The latest PCE inflation data (personal consumption expenditures-based price index), the Fed’s preferred inflation metric, confirms that story. Core inflation, i.e., inflation excluding food and energy, is now running at a 4.7% annualized pace over the past three months. That’s down from a peak of 6.7% we saw 18 months ago, but still high. And recently, Fed Chair Powell has also talked about keeping an eye on core services ex-housing inflation. That’s running at an annualized pace of 5.2% over the past three months and has more or less plateaued.

Now, core services ex-housing tend to be correlated to wage growth. And there is fairly strong evidence that wage growth is decelerating, which should ultimately push core inflation lower.

However, until that shows up in the official data, expect the Federal Reserve (Fed) to keep pushing rates higher and keep them there.

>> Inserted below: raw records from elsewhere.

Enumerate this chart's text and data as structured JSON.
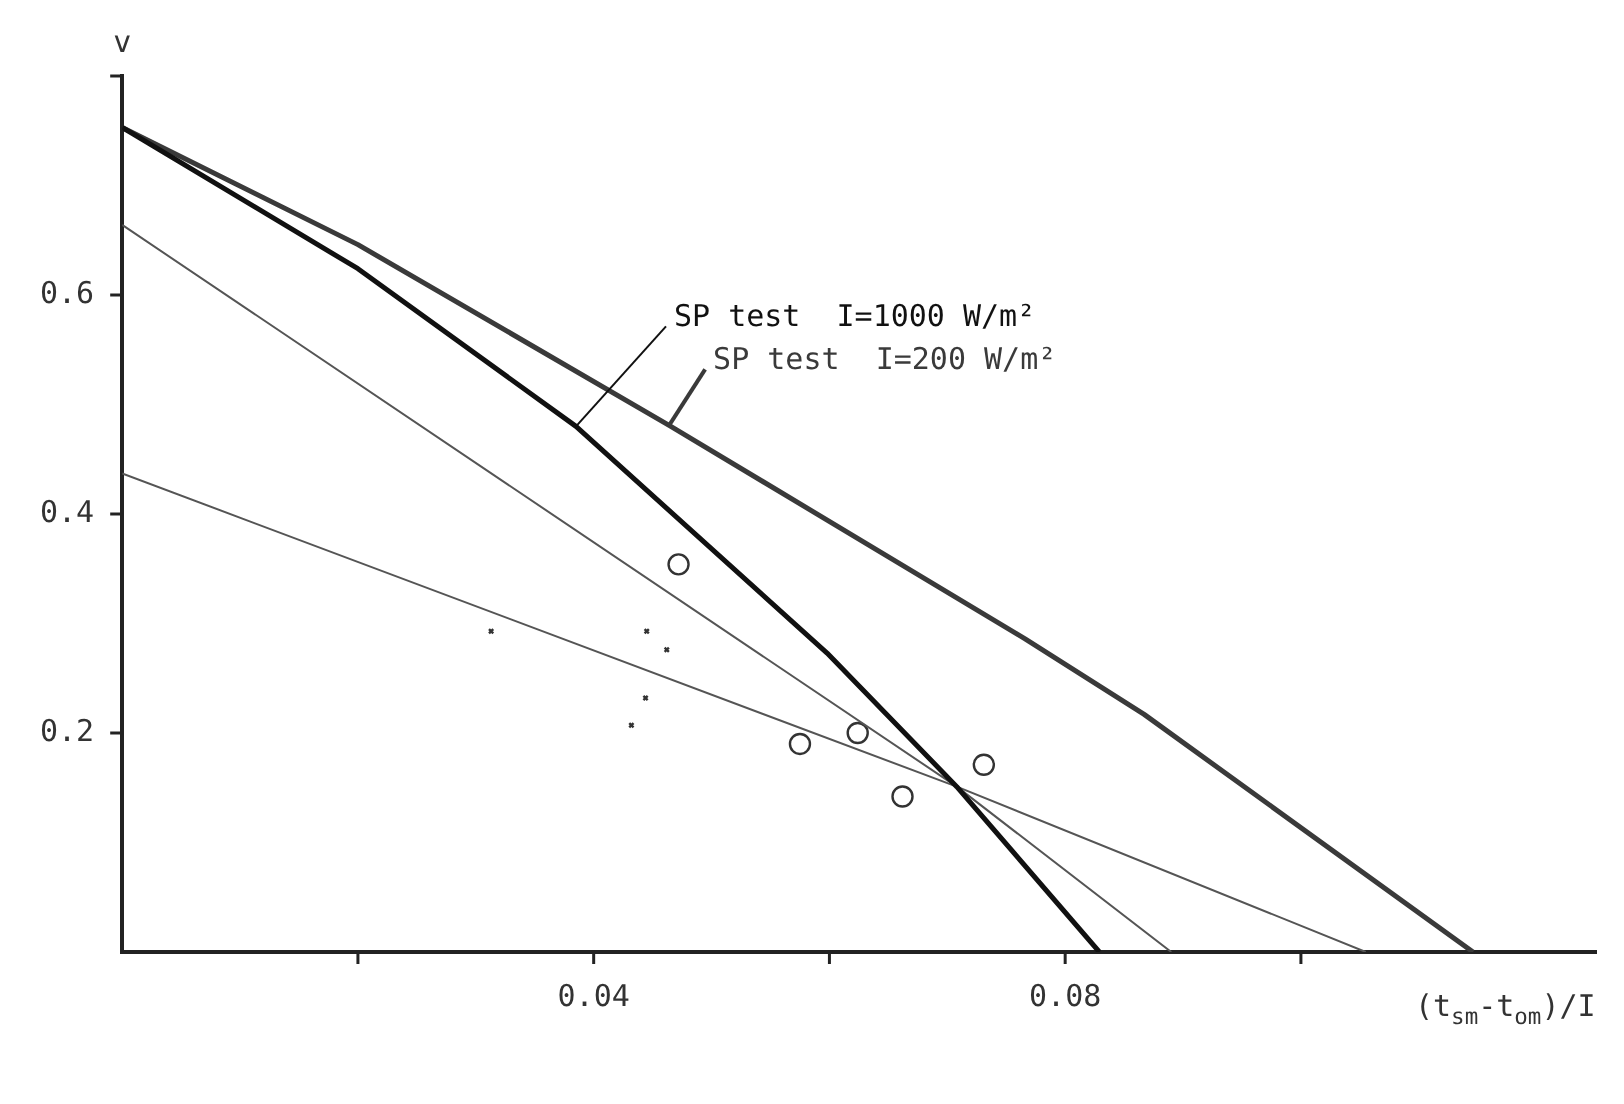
{
  "chart_data": {
    "type": "line",
    "xlabel": "(t$_{sm}$-t$_{om}$)/I",
    "ylabel": "v",
    "xlim": [
      0,
      0.125
    ],
    "ylim": [
      0,
      0.8
    ],
    "xticks": [
      {
        "value": 0.02,
        "label": null
      },
      0.04,
      {
        "value": 0.06,
        "label": null
      },
      0.08,
      {
        "value": 0.1,
        "label": null
      }
    ],
    "yticks": [
      0.2,
      0.4,
      0.6,
      {
        "value": 0.8,
        "label": null
      }
    ],
    "grid": false,
    "legend": false,
    "series": [
      {
        "name": "SP test  I=1000 W/m²",
        "color": "#111111",
        "line_style": "solid",
        "marker": "none",
        "x": [
          0,
          0.02,
          0.0385,
          0.0598,
          0.0708,
          0.0829
        ],
        "values": [
          0.753,
          0.624,
          0.48,
          0.273,
          0.151,
          0
        ]
      },
      {
        "name": "SP test  I=200 W/m²",
        "color": "#3a3a3a",
        "line_style": "solid",
        "marker": "none",
        "x": [
          0,
          0.02,
          0.0464,
          0.0766,
          0.0867,
          0.1146
        ],
        "values": [
          0.753,
          0.646,
          0.481,
          0.286,
          0.217,
          0
        ]
      },
      {
        "color": "#555555",
        "line_style": "solid",
        "marker": "none",
        "x": [
          0,
          0.0708,
          0.089
        ],
        "values": [
          0.664,
          0.151,
          0
        ]
      },
      {
        "color": "#555555",
        "line_style": "solid",
        "marker": "none",
        "x": [
          0,
          0.0708,
          0.1055
        ],
        "values": [
          0.437,
          0.151,
          0
        ]
      },
      {
        "type": "scatter",
        "color": "#333333",
        "marker": "circle",
        "x": [
          0.0472,
          0.0575,
          0.0624,
          0.0662,
          0.0731
        ],
        "values": [
          0.354,
          0.19,
          0.2,
          0.142,
          0.171
        ]
      },
      {
        "type": "scatter",
        "color": "#333333",
        "marker": "cross",
        "x": [
          0.0313,
          0.0445,
          0.0462,
          0.0444,
          0.0432
        ],
        "values": [
          0.293,
          0.293,
          0.276,
          0.232,
          0.207
        ]
      }
    ]
  }
}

More uncertainty around the Fed

Three weeks is not a very long time, but that’s all it took for investors to move up their interest rate expectations. At the end of January, the expectation was that the Fed would get to a peak rate (for the federal funds rate) of about 4.9% by the end of the year. Instead, they were followed by a series of cuts over the following year.

That’s shifted quite significantly, with markets expecting the “terminal rate” to move as high as 5.36% by the end of this year. That translates to an additional 0.50% of rate hikes this year. The Fed expects to raise rates by 0.25% over the next three meetings, i.e., March, May, and June. Previously, the expectation was that they would be done in March.

There’s even a 33% probability that the Fed will raise rates by 0.50% at their March meeting. We think this is unlikely, but it reflects uncertainty about what the Fed will do, which has added to market volatility.

Also, as you can see in the chart above, higher rates are expected for longer. Investors now expect the federal funds rate to be above 5% even in June 2024. Three weeks ago, they expected rates to fall to around 4.5% by then.

All in all, we’ve gone from a period where there appeared to be consensus on what the terminal rate would be to renewed uncertainty. And that’s happened on the back of firmer core inflation readings and stronger-than-expected economic data (we’re getting fewer recession calls now). In fact, the proportion of firms mentioning “recession” in quarterly earnings calls has fallen significantly.

We think strong economic data is good news that could ultimately be reflected in stocks. But, going by what we see in the wage growth data, we also believe inflation will continue decelerating – it just may not happen as quickly as anyone would like. For any number of reasons, including the way things are measured in official data.

Note that the second half of February has historically been troublesome for stocks, as my colleague Ryan Detrick illustrates in the chart below. However, as he points out, we do have two of the strongest months of the cycle coming up in a week.